女子プロレス「OZアカデミー」のラストウーマンスタンディングマッチ(27日、横浜武道館)にスターダムから参戦した朱里(35)は、無念の脱落となった。

 2020年10月以来約4年ぶりとなるOZマットでは、セミファイナルのOZアカデミー認定無差別級選手権次期挑戦者決定戦イリミネーション10人タッグラストウーマンスタンディングマッチに出場。

 朱里はAKINO&山下りな&安納サオリ&ZONESと組み、ジャガー横田&加藤園子&松本浩代&水波綾&青木いつ希と対戦した。ダウン状態から10カウントに至らなければ勝敗が決まらない過酷なルールの試合を勝ち抜いた1人が、同日のメインイベントで王者・尾崎魔弓に挑戦することができる。

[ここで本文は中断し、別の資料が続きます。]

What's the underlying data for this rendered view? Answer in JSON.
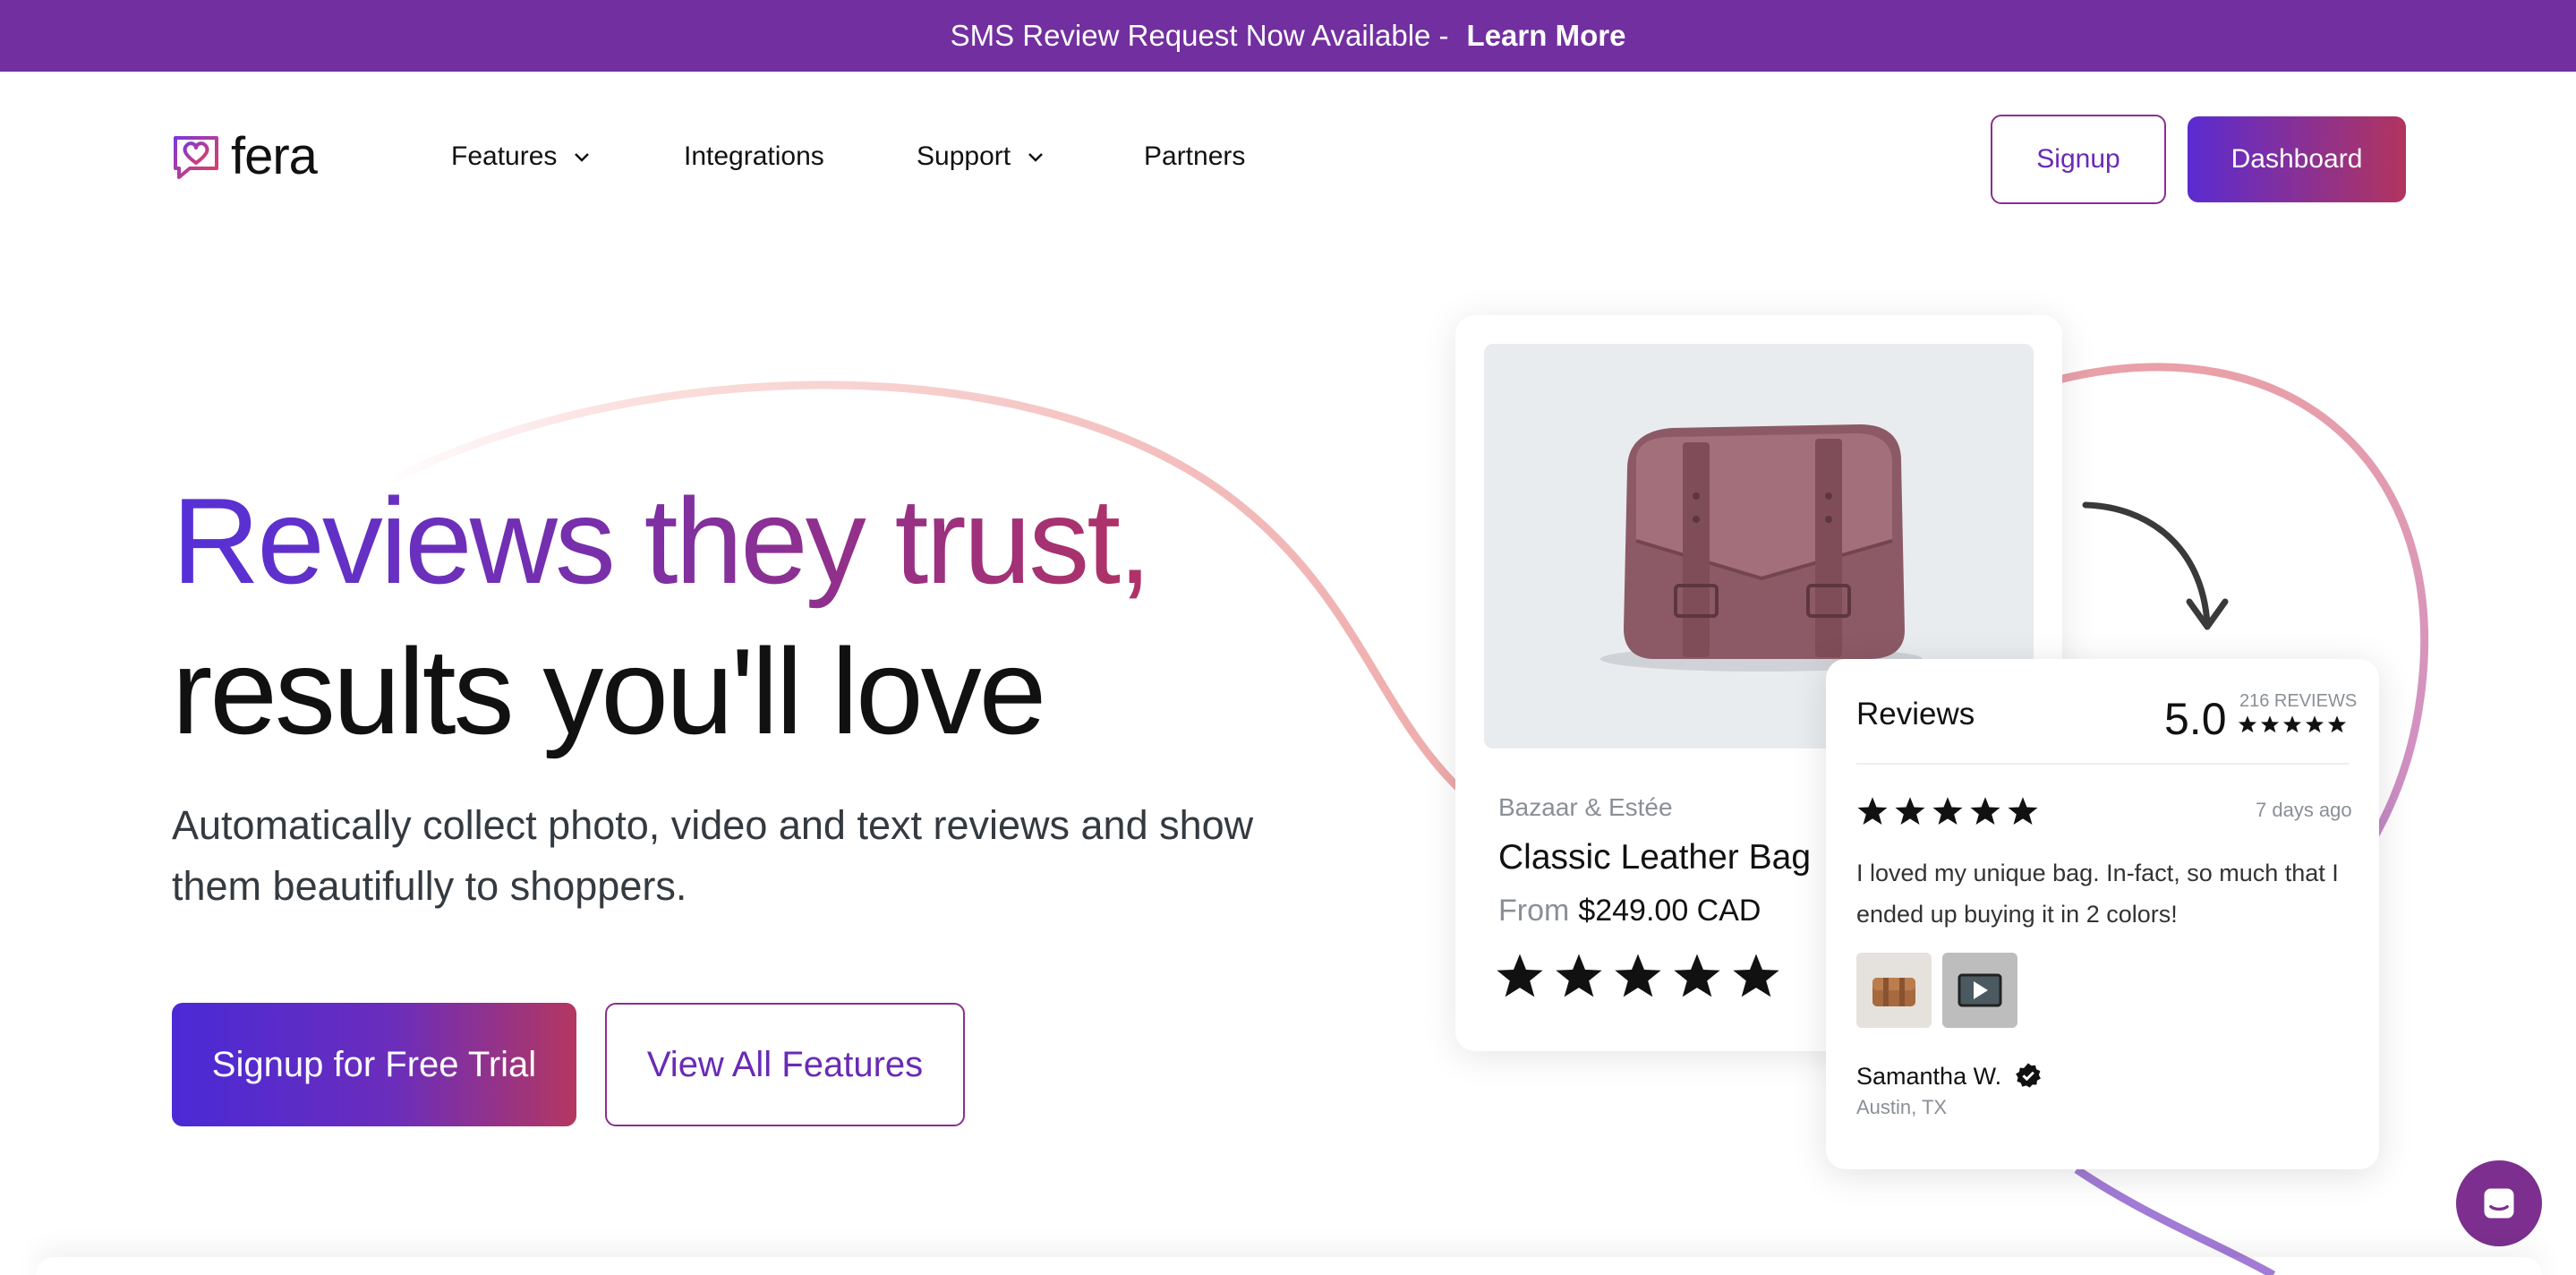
{
  "announcement": {
    "text": "SMS Review Request Now Available -",
    "link": "Learn More"
  },
  "logo": {
    "text": "fera"
  },
  "nav": {
    "features": "Features",
    "integrations": "Integrations",
    "support": "Support",
    "partners": "Partners",
    "signup": "Signup",
    "dashboard": "Dashboard"
  },
  "hero": {
    "headline_line1": "Reviews they trust,",
    "headline_line2": "results you'll love",
    "subtitle": "Automatically collect photo, video and text reviews and show them beautifully to shoppers.",
    "cta_primary": "Signup for Free Trial",
    "cta_secondary": "View All Features"
  },
  "product": {
    "brand": "Bazaar & Estée",
    "name": "Classic Leather Bag",
    "price_prefix": "From",
    "price": "$249.00 CAD",
    "rating_stars": 5
  },
  "reviews_widget": {
    "title": "Reviews",
    "score": "5.0",
    "count": "216 REVIEWS",
    "review": {
      "stars": 5,
      "date": "7 days ago",
      "text": "I loved my unique bag. In-fact, so much that I ended up buying it in 2 colors!",
      "author": "Samantha W.",
      "location": "Austin, TX"
    }
  },
  "colors": {
    "announcement_bg": "#722fa0",
    "brand_purple": "#5b2bd1",
    "brand_rose": "#b2355e",
    "chat_bg": "#7c2f8e"
  }
}
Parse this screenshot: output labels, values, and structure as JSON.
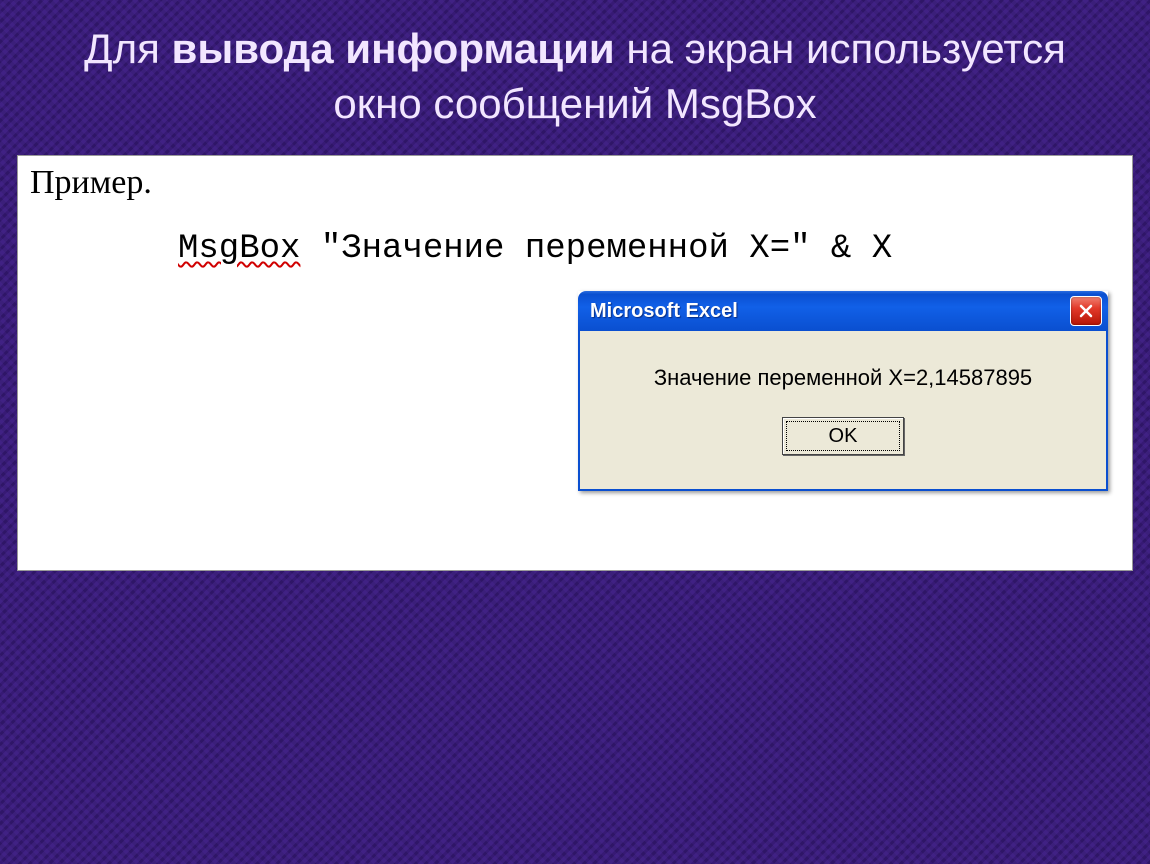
{
  "title": {
    "pre": "Для ",
    "bold": "вывода информации",
    "post": " на экран используется окно сообщений MsgBox"
  },
  "panel": {
    "example_label": "Пример.",
    "code_keyword": "MsgBox",
    "code_rest": " \"Значение переменной X=\" & X"
  },
  "dialog": {
    "title": "Microsoft Excel",
    "message": "Значение переменной X=2,14587895",
    "ok_label": "OK"
  }
}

 多くの選手に狙われた朱里だったが、青木に照準を定めるとニーアッパーを決めパズソーキックで失格に追い込んだ。

 25分過ぎ、コーナーに上った水波を追いかけ雪崩式ブレーンバスターを発射し勝機をつかんだ。だが、水波と加藤にダイビングギロチンドロップをくらい一気に劣勢に。最後は水波のラリアートで3カウントを許し失格となってしまった。

 その後、35分過ぎには安納も加藤にクーロンズゲートで沈められ脱落した。

 試合後、取材に応じた朱里は「久しぶりにOZアカデミーに参戦できてすごくうれしかったです。でもベルトを取るために上がったのに、こういう結果になってしまったのは悔しい」と肩を落とした。

 ただしフリー時代にお世話になった先輩とリング上で再会を果たし、大きな刺激を受けたのは事実。「スターダムとは違う雰囲気やプロレスとか学ぶことがたくさんありました。この経験を糧にスターダムでももっともっと上を目指していきたいですし、またこういう機会があったら上がりたいです!」と笑顔を見せた。

 一方、うつむいてバックステージに現れた安納は「OZはいつもチャンスが来るたびに逃しちゃう。満足いった結果をつかんだことない」とポツリ。「尾崎魔弓の前に立つことが、OZアカデミーに参戦する安納サオリがするべきことやってんけどな…。今日もつかめませんでした」と悔しげな表情を浮かべ控室へ消えていった。

 なお、試合は1時間も続く熱戦を繰り広げ、最後は水波が松本にホットリミット2連発を決め3カウントを奪取。ダウンカウント10も入り、61分7秒の死闘に決着がついた。

 その後の王座戦では、王者に絞首刑に処され終始ピンチな状態が続いたが、24分過ぎに逆転のホットリミットで3カウントを奪った水波が新王者に輝いた。